Travel South group sees Holly Springs attractions

Staff Writer

A small group of tour operators visited Holly Springs last week on a swing through several other Mississippi and Alabama cities.

Their four-day excursion includes Oxford and Columbus and cities in Alabama and Tunica on the way back to Memphis.

Memphis was the host town this year for the Travel South Showcase Convention, supported by 12 southeastern states and West Virginia and Missouri. The convention attracted 700 suppliers, operators and sellers to Memphis.

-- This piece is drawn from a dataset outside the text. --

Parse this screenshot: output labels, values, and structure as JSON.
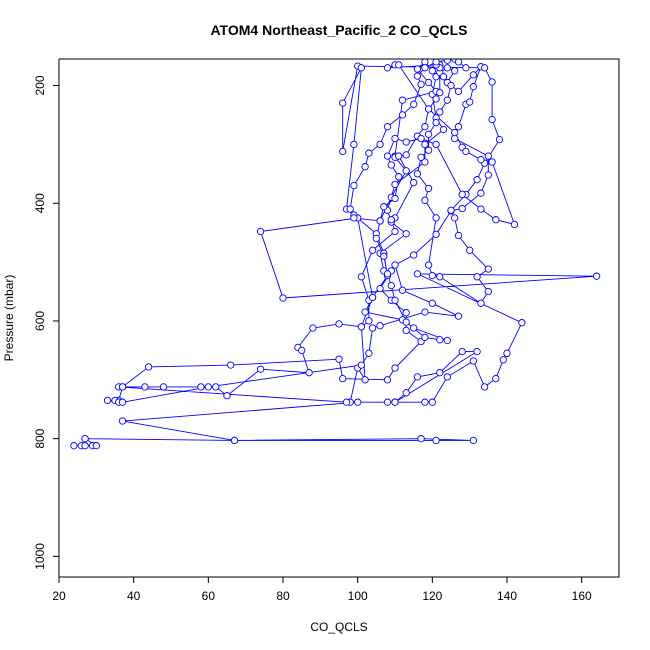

The 40-year-old organization was set up by the governors of southern states to foster tourism.

While in Holly Springs on a morning tour, Familiarization Tour visited Walter Place Estates Cottages and Gardens, City Cafe McA Style, the Presbyterian Church and Graceland Too. Employees with Strawberry Plains Audubon and Harry the Hummingbird provided an overview of the nature attractions and tour at Davis Plantation.

Connie Cossar with the Mississippi Development Authority and Grey Brennam with Alabama Tourism traveled with the tour operators.

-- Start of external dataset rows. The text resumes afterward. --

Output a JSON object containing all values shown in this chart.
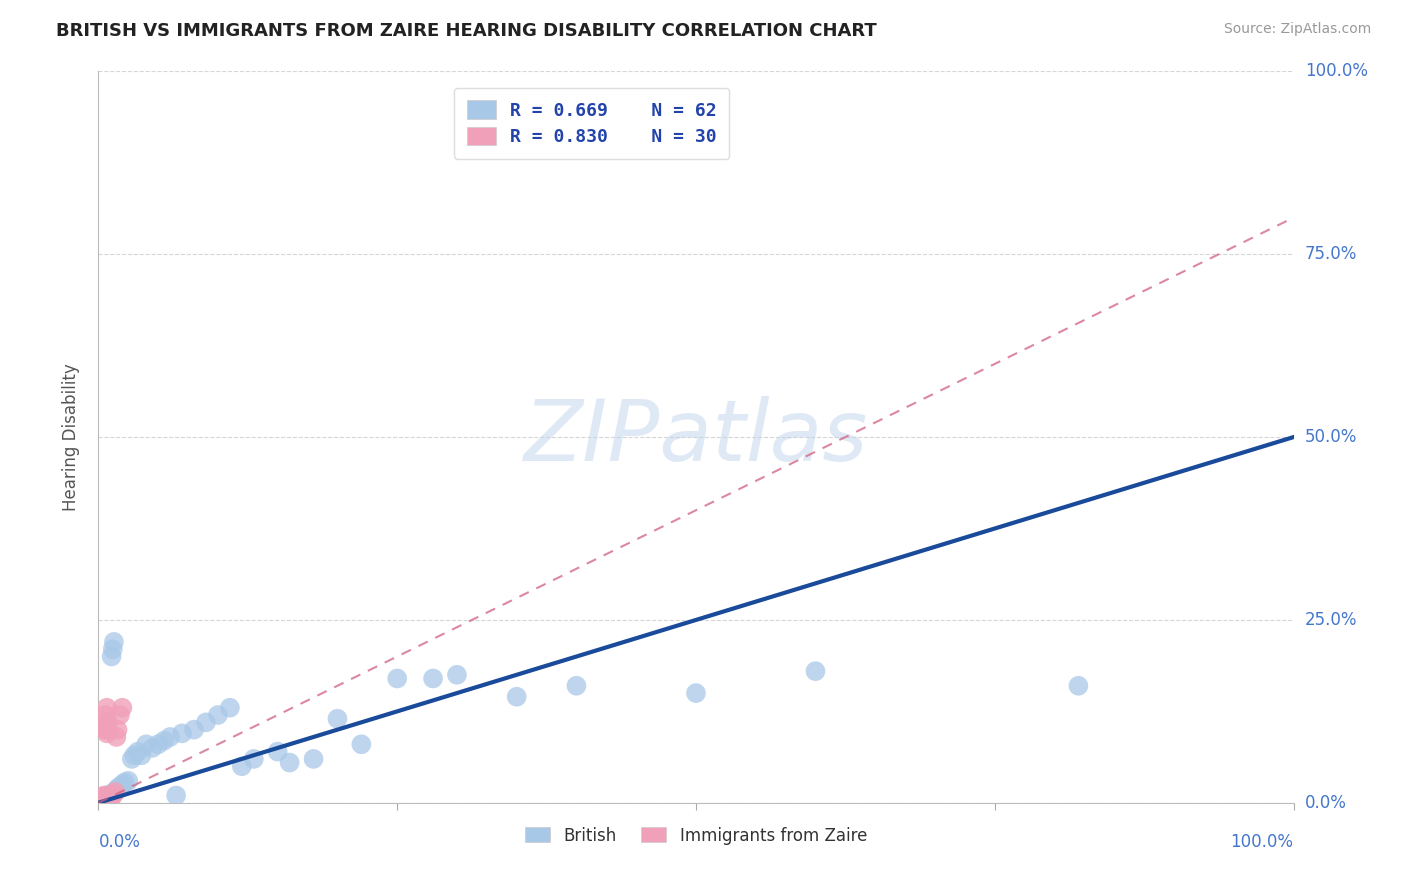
{
  "title": "BRITISH VS IMMIGRANTS FROM ZAIRE HEARING DISABILITY CORRELATION CHART",
  "source": "Source: ZipAtlas.com",
  "ylabel": "Hearing Disability",
  "xlim": [
    0,
    1.0
  ],
  "ylim": [
    0,
    1.0
  ],
  "ytick_positions": [
    0.0,
    0.25,
    0.5,
    0.75,
    1.0
  ],
  "ytick_labels": [
    "0.0%",
    "25.0%",
    "50.0%",
    "75.0%",
    "100.0%"
  ],
  "xtick_left_label": "0.0%",
  "xtick_right_label": "100.0%",
  "british_color": "#a8c8e8",
  "zaire_color": "#f0a0b8",
  "british_line_color": "#1a4a9a",
  "zaire_line_color": "#d06080",
  "legend_british_R": "R = 0.669",
  "legend_british_N": "N = 62",
  "legend_zaire_R": "R = 0.830",
  "legend_zaire_N": "N = 30",
  "legend_label_british": "British",
  "legend_label_zaire": "Immigrants from Zaire",
  "background_color": "#ffffff",
  "grid_color": "#cccccc",
  "watermark_text": "ZIPatlas",
  "british_line_x0": 0.0,
  "british_line_y0": 0.0,
  "british_line_x1": 1.0,
  "british_line_y1": 0.5,
  "zaire_line_x0": 0.0,
  "zaire_line_y0": 0.0,
  "zaire_line_x1": 1.0,
  "zaire_line_y1": 0.8,
  "british_x": [
    0.001,
    0.002,
    0.002,
    0.003,
    0.003,
    0.003,
    0.004,
    0.004,
    0.004,
    0.005,
    0.005,
    0.005,
    0.006,
    0.006,
    0.007,
    0.007,
    0.007,
    0.008,
    0.008,
    0.009,
    0.01,
    0.01,
    0.011,
    0.012,
    0.013,
    0.014,
    0.015,
    0.016,
    0.018,
    0.02,
    0.022,
    0.025,
    0.028,
    0.03,
    0.033,
    0.036,
    0.04,
    0.045,
    0.05,
    0.055,
    0.06,
    0.065,
    0.07,
    0.08,
    0.09,
    0.1,
    0.11,
    0.12,
    0.13,
    0.15,
    0.16,
    0.18,
    0.2,
    0.22,
    0.25,
    0.28,
    0.3,
    0.35,
    0.4,
    0.5,
    0.6,
    0.82
  ],
  "british_y": [
    0.002,
    0.003,
    0.004,
    0.003,
    0.005,
    0.004,
    0.004,
    0.006,
    0.005,
    0.006,
    0.005,
    0.007,
    0.006,
    0.007,
    0.007,
    0.008,
    0.006,
    0.008,
    0.009,
    0.01,
    0.01,
    0.012,
    0.2,
    0.21,
    0.22,
    0.015,
    0.017,
    0.02,
    0.022,
    0.025,
    0.028,
    0.03,
    0.06,
    0.065,
    0.07,
    0.065,
    0.08,
    0.075,
    0.08,
    0.085,
    0.09,
    0.01,
    0.095,
    0.1,
    0.11,
    0.12,
    0.13,
    0.05,
    0.06,
    0.07,
    0.055,
    0.06,
    0.115,
    0.08,
    0.17,
    0.17,
    0.175,
    0.145,
    0.16,
    0.15,
    0.18,
    0.16
  ],
  "zaire_x": [
    0.001,
    0.001,
    0.002,
    0.002,
    0.002,
    0.003,
    0.003,
    0.003,
    0.004,
    0.004,
    0.004,
    0.005,
    0.005,
    0.005,
    0.006,
    0.006,
    0.007,
    0.007,
    0.008,
    0.008,
    0.009,
    0.01,
    0.011,
    0.012,
    0.013,
    0.014,
    0.015,
    0.016,
    0.018,
    0.02
  ],
  "zaire_y": [
    0.002,
    0.003,
    0.003,
    0.004,
    0.005,
    0.005,
    0.006,
    0.007,
    0.006,
    0.008,
    0.009,
    0.008,
    0.01,
    0.1,
    0.11,
    0.12,
    0.13,
    0.095,
    0.1,
    0.11,
    0.005,
    0.006,
    0.008,
    0.01,
    0.012,
    0.015,
    0.09,
    0.1,
    0.12,
    0.13
  ]
}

“This is a new deal for Mississippi and Alabama to do a familiarization tour together,” Cossar said. “We had a pre-Fam at Memphis and this is a post-Fam Tour. We will cover a lot of ground. All of these people are tour operators and will schedule group tours.”

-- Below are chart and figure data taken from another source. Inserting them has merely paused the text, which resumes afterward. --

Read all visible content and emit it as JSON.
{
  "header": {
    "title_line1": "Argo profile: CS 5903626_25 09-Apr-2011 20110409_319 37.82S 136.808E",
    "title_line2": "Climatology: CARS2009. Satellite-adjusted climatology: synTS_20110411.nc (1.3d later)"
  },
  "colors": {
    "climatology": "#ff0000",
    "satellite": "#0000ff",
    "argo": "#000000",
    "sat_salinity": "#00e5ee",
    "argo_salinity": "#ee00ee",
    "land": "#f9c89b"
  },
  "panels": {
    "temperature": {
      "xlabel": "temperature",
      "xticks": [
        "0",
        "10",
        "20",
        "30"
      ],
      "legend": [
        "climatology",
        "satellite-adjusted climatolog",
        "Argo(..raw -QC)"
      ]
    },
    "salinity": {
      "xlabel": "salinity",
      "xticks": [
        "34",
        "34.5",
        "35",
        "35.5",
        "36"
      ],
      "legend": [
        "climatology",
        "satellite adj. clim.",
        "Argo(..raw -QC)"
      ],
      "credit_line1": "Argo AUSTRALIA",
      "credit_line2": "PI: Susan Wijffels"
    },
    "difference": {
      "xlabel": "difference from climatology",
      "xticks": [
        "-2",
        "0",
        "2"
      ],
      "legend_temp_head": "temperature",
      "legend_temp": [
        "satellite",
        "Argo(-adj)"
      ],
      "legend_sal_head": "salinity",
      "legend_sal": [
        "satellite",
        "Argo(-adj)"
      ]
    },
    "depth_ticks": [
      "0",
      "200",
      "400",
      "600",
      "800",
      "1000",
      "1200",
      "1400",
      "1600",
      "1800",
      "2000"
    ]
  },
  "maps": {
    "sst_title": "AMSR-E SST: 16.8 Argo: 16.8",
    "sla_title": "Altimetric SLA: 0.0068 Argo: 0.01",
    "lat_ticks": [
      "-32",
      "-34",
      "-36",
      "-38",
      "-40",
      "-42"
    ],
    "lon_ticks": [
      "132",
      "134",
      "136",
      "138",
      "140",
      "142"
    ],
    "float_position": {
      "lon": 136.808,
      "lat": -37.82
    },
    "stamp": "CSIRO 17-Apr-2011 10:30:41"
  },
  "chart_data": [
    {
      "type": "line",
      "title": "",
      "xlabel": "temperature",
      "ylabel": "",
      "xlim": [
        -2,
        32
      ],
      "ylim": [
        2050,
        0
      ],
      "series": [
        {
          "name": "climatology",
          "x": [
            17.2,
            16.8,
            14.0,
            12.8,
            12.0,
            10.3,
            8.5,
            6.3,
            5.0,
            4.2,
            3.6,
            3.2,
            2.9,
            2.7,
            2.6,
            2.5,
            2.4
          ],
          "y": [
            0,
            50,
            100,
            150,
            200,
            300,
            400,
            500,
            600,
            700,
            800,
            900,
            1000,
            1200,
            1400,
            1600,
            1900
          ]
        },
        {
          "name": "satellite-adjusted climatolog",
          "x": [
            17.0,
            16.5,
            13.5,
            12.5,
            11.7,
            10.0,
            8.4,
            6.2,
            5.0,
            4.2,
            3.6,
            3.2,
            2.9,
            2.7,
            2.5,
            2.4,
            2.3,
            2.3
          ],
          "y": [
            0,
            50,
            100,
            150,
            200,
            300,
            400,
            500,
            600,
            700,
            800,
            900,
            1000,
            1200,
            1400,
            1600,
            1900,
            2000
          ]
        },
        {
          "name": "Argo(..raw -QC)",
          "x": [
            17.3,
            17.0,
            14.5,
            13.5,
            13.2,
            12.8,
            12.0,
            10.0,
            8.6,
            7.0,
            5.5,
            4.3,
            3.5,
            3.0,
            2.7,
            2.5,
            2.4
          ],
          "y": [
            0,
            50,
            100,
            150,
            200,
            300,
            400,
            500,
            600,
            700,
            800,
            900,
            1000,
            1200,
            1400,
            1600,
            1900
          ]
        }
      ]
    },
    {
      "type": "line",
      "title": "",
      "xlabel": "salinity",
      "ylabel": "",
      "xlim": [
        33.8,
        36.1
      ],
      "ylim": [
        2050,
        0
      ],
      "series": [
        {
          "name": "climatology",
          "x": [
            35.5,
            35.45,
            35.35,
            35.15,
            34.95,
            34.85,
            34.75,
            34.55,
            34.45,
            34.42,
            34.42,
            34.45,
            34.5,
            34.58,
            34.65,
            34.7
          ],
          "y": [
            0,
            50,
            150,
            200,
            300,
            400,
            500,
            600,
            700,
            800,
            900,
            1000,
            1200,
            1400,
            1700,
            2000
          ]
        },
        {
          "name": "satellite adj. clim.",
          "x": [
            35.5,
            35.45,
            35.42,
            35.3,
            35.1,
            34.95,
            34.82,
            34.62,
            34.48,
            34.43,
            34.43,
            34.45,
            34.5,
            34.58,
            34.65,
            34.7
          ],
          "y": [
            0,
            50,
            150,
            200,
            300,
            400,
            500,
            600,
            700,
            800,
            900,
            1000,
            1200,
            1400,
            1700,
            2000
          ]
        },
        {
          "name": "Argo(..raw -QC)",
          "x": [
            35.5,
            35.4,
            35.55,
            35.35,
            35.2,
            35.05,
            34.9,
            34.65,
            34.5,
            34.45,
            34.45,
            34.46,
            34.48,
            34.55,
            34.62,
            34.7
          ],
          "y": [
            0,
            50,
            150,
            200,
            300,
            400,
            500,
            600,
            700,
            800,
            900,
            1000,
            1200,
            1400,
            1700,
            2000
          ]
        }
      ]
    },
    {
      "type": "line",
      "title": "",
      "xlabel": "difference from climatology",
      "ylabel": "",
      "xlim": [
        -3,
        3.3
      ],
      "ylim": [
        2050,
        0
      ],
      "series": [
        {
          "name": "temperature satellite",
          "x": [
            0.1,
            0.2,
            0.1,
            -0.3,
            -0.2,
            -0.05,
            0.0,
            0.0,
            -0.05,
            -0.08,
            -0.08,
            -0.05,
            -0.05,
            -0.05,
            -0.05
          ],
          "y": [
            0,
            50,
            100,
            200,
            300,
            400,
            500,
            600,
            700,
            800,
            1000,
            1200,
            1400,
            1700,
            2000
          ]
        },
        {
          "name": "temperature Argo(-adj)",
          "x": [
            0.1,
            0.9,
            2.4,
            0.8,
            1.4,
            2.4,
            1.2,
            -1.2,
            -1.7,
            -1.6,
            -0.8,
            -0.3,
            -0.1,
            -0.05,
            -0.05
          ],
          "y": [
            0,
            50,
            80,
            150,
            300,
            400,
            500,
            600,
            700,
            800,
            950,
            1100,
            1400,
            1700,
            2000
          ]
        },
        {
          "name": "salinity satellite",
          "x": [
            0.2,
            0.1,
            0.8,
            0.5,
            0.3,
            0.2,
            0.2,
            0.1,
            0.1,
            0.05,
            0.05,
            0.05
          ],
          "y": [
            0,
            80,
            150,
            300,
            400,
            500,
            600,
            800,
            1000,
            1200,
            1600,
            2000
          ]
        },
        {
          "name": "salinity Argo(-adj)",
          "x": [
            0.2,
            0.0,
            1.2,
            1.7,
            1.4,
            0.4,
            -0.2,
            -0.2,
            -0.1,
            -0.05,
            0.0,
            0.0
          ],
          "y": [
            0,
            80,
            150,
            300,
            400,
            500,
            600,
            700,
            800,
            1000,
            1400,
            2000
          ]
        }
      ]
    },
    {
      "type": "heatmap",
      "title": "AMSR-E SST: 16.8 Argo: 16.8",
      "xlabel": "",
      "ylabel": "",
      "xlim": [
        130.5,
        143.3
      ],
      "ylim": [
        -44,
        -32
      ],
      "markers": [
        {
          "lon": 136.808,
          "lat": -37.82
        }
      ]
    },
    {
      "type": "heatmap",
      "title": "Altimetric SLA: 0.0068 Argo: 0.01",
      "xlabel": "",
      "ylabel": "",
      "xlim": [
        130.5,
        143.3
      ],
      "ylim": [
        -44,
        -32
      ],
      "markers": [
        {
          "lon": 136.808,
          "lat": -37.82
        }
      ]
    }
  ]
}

The tour operators represented numerous cities and states including Seattle, Washington, Texas, San Francisco, Chicago and Arkansas.

Kay Matlock, tour planner with Francis Custom Tours in Arkadelphia, Ark., explained that tour operators find new locations for stops and develop and add new tours to their offerings. The tours are published in the operators’ tour guides, she said.

“Our Mystery Tour fills up faster than any other one,” Matlock said. “It is one of our most popular tours.”

She said people who like to be surprised sign up for the Mystery Tour.

Some tour operators own their own businesses and may act as escorts for their own tours, Matlock said. Tour operators make all the arrangements which include the tour stops, hotel or motel accommodations and some of the meals.

“Touring in the United States is really growing, especially since 9-11,” she said. “Motor coach tours are ideal because lots of attractions are not open to individual tours.”

Dave Southworth with Top Tours in Round Rock, Texas, said his city is near Austin, famous for its bat caves, country and western music and for being the home of the Lyndon B. Johnson Library.

Top Tours is an operator but also helps plan tours for other tour operators. Both motor coach and sometimes air tours are arranged, he said.

Southworth said Travel South tries to match up buyers and sellers. Next year’s convention will be held in Richmond, Virginia.

Silvia and Irv Rosen, travel consultants with Nautical Connection Cruises Tours of Fremont, California, said they are not trying to expand their tour offerings at this time. They are nearing retirement age and Irv is still working at age 81.

“We got started taking tours and the one doing the tour liked Sylvia and asked her to help,” he said. “She left town and Sylvia carried on.”

Irv, the secretary and treasurer for the San Francisco chapter of World War ll U.S. Submarine veterans said his veterans’ group traveled together on many tours. But age is sidelining many of his chums.

“They’re just not traveling,” he said. “I’m 81 and they call me the kid.”

Other tour operators leaving their cards were Patricia Mills with Friends and Neighbors Tours, Galena, Missouri, and Muriel Romancia with Here To There Tours, Saskatoon, SK, Canada.